As expected, companies took a hit on their profit margins during Q3 as expenses grew faster than revenues. The core operating profit margin for companies, excluding financials & energy, was down 90 basis points compared to the July-September 2018 quarter and nearly 300 basis points on a y-o-y basis to 12.9 per cent of net sales during Q3FY19.
Domestic market-focused companies, however, reported a 160-basis point expansion in operating profit margins on a sequential basis, while it was down 80 bps on y-o-y basis. One basis point is one-hundredth of a per cent.
Analysts attribute this to the recent moderation in energy (mainly crude oil) and commodity prices, lowering the input costs for companies in sectors such as FMCG, consumer durables, and automobiles.
"Crude oil is down nearly 28 per cent from its peak price in 2018. This should aid corporate margins in FY20 if the demand environment remains benign," said Chokkalingam.
Many lenders, especially public sector banks, also reported losses at net level during Q3. These include Bank of India, IDBI Bank, Bank of Maharashtra, United Bank (I), and UCO Bank, among others.
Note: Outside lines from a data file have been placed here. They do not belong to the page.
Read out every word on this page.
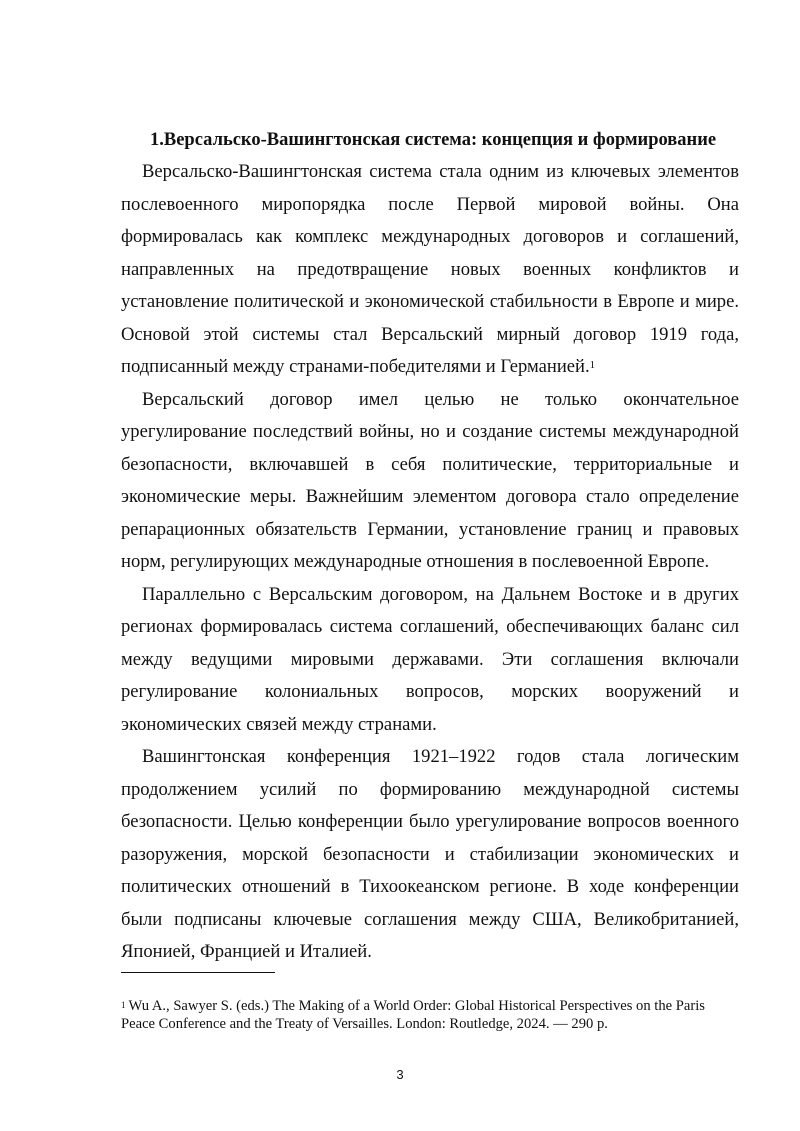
1.Версальско-Вашингтонская система: концепция и формирование

Версальско-Вашингтонская система стала одним из ключевых элементов послевоенного миропорядка после Первой мировой войны. Она формировалась как комплекс международных договоров и соглашений, направленных на предотвращение новых военных конфликтов и установление политической и экономической стабильности в Европе и мире. Основой этой системы стал Версальский мирный договор 1919 года, подписанный между странами-победителями и Германией.$^1$

Версальский договор имел целью не только окончательное урегулирование последствий войны, но и создание системы международной безопасности, включавшей в себя политические, территориальные и экономические меры. Важнейшим элементом договора стало определение репарационных обязательств Германии, установление границ и правовых норм, регулирующих международные отношения в послевоенной Европе.

Параллельно с Версальским договором, на Дальнем Востоке и в других регионах формировалась система соглашений, обеспечивающих баланс сил между ведущими мировыми державами. Эти соглашения включали регулирование колониальных вопросов, морских вооружений и экономических связей между странами.

Вашингтонская конференция 1921–1922 годов стала логическим продолжением усилий по формированию международной системы безопасности. Целью конференции было урегулирование вопросов военного разоружения, морской безопасности и стабилизации экономических и политических отношений в Тихоокеанском регионе. В ходе конференции были подписаны ключевые соглашения между США, Великобританией, Японией, Францией и Италией.

$^1$ Wu A., Sawyer S. (eds.) The Making of a World Order: Global Historical Perspectives on the Paris Peace Conference and the Treaty of Versailles. London: Routledge, 2024. — 290 p.
3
Private lender IDFC First Bank too posted a net loss.
Domestic market-focussed companies also reported a slowdown in earnings led by sectors such as automobiles, telecom, and infrastructure companies.
In comparison, consumer goods companies such as Hindustan Unilever, Dabur, Britannia, and Nestle reported faster growth in revenue and earnings driven by higher public spending by the government besides a favourable base effect.
Among other key sectors, software exporters such as Tata Consultancy Services, Infosys, and Wipro reported faster growth in topline driven by gains from rupee depreciation in the last one year.